Desde su chacra en Exacltación de la Cruz, la ex diputada nacional viene cosechando encuentros con las principales figuras de la coalición opositora, rememorando lo que fue su actuación en la conformación y triunfo de Cambiemos en 2015.
La ex diputada nacional, Elisa Carrió, comienza a revivir la experiencia de ser una pieza clave en el armado de la principal coalición política opositora al PJ/Kirchnerismo.
Está claro que la base de votos más importantes para el Frente de Todos, pero sobre todo para el kirchnerismo, está en la provincia de Buenos Aires. Más aún en el Conurbano.
De allí que Carrió, que pasó de representar al Chaco y luego a la Ciudad de Buenos Aires, tenga prácticamente decidido incursionar políticamente en territorio bonaerense. Su cambio de domicilio y de vivienda permanente en su chacra de Exaltación de la Cruz hace un par de años, habría sido un incipiente dato que hoy cobra más relevancia.
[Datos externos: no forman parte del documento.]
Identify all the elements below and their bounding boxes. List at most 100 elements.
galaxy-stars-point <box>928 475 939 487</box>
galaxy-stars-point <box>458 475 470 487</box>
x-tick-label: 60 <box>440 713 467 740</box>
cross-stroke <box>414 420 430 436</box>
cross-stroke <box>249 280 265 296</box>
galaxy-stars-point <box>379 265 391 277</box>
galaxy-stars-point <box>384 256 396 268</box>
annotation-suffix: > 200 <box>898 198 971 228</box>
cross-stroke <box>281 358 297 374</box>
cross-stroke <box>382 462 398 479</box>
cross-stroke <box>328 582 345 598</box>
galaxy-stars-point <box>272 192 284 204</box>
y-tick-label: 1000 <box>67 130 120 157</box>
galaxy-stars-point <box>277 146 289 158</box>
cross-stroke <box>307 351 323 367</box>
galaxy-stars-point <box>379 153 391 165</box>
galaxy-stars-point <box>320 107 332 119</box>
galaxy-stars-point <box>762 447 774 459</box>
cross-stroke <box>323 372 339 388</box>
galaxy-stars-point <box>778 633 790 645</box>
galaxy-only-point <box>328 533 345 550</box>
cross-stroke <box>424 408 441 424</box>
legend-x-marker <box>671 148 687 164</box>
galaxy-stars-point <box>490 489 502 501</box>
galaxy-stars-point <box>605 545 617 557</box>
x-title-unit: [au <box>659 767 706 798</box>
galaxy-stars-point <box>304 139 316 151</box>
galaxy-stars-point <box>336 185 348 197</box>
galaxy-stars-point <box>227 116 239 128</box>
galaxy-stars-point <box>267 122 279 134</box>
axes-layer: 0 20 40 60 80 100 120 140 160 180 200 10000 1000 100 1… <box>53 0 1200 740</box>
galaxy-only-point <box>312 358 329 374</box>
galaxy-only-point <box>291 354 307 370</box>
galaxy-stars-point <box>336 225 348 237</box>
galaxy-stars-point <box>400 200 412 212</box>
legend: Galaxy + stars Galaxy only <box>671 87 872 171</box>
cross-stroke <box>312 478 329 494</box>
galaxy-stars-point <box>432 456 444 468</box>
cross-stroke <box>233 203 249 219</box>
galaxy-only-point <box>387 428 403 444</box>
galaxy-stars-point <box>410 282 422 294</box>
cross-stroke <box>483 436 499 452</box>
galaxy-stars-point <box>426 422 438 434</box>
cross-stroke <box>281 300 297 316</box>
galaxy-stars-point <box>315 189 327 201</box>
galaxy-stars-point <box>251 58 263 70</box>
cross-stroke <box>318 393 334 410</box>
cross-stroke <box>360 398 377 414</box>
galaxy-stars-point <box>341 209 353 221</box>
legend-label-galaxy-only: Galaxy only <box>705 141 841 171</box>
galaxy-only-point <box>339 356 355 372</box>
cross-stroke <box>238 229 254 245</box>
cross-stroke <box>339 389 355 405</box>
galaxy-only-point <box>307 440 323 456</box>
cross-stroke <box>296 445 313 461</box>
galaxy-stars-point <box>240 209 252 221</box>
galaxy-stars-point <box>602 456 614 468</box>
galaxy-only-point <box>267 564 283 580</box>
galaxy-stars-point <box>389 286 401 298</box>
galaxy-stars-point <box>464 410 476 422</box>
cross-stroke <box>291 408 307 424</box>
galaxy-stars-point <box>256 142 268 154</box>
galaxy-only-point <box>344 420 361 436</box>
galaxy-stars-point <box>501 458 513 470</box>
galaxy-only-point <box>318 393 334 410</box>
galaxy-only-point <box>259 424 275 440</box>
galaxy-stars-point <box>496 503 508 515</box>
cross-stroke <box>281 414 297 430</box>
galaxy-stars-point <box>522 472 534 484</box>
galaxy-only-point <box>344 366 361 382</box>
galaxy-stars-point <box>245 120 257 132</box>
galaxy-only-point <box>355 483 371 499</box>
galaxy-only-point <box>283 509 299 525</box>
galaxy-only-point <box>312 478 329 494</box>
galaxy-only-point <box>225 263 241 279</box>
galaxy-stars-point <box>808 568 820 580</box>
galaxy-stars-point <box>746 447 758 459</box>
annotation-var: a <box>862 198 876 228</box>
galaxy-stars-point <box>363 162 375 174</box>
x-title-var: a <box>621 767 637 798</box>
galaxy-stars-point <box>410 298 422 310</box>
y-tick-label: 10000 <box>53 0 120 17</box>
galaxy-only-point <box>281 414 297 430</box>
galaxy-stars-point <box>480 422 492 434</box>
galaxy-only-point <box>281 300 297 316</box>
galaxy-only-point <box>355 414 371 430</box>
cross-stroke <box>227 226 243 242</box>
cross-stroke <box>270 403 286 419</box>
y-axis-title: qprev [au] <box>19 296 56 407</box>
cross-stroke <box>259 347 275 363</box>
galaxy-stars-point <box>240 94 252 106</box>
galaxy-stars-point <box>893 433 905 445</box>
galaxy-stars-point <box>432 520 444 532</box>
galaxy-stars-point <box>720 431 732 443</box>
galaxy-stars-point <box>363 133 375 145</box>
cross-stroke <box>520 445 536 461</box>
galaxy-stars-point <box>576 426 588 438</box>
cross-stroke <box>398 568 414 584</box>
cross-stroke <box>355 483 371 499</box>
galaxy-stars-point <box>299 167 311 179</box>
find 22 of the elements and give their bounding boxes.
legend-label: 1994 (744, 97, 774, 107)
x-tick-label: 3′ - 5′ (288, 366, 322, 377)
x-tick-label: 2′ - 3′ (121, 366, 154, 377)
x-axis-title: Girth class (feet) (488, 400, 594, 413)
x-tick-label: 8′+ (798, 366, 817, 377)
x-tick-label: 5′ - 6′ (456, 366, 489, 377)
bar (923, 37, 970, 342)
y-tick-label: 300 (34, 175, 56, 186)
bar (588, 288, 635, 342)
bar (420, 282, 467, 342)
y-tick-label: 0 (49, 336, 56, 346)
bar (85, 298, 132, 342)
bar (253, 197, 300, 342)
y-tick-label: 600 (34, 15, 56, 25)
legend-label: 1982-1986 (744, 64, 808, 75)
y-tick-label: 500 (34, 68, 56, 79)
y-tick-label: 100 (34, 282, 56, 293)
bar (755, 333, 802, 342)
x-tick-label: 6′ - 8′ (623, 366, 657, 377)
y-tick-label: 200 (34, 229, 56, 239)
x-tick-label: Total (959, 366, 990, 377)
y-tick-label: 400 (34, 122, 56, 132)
La «batalla» electoral legislativa sería un paso clave pensando en 2023. Así, Carrió comenzó desde hace unos meses, y en estos últimos días nuevamente, a insistir en que «si es necesario yo voy a jugar y a poner el cuerpo».
Les comparto la entrevista de hoy https://t.co/tg4kH77rHQ
— Elisa Lilita Carrió (@elisacarrio) May 17, 2021
Parada más en el sector de los «dialoguistas» o de las «palomas», empezó a diagramar el escenario con María Eugenia Vidal, Horacio Rodríguez Larreta, Diego Santilli y sus laderos Maricel Etchecoin y Maximiliano Ferraro.
Además, según constata el diario La Nación, esta semana ampliaría su ronda de encuentros y recibiría al nuevo titular del radicalismo bonaerense, Maximiliano Abad.
Así, empieza a diagramar con más certezas a los dirigentes que ve con proyección en la Provincia para hacer pie en las elecciones de este año y, en principio, poder arrebatarle nuevamente el sillón de Dardo Rocha al peronismo y, de paso, que esa cantidad de votos sirvan para una eventual presidencia de Horacio Rodríguez Larreta.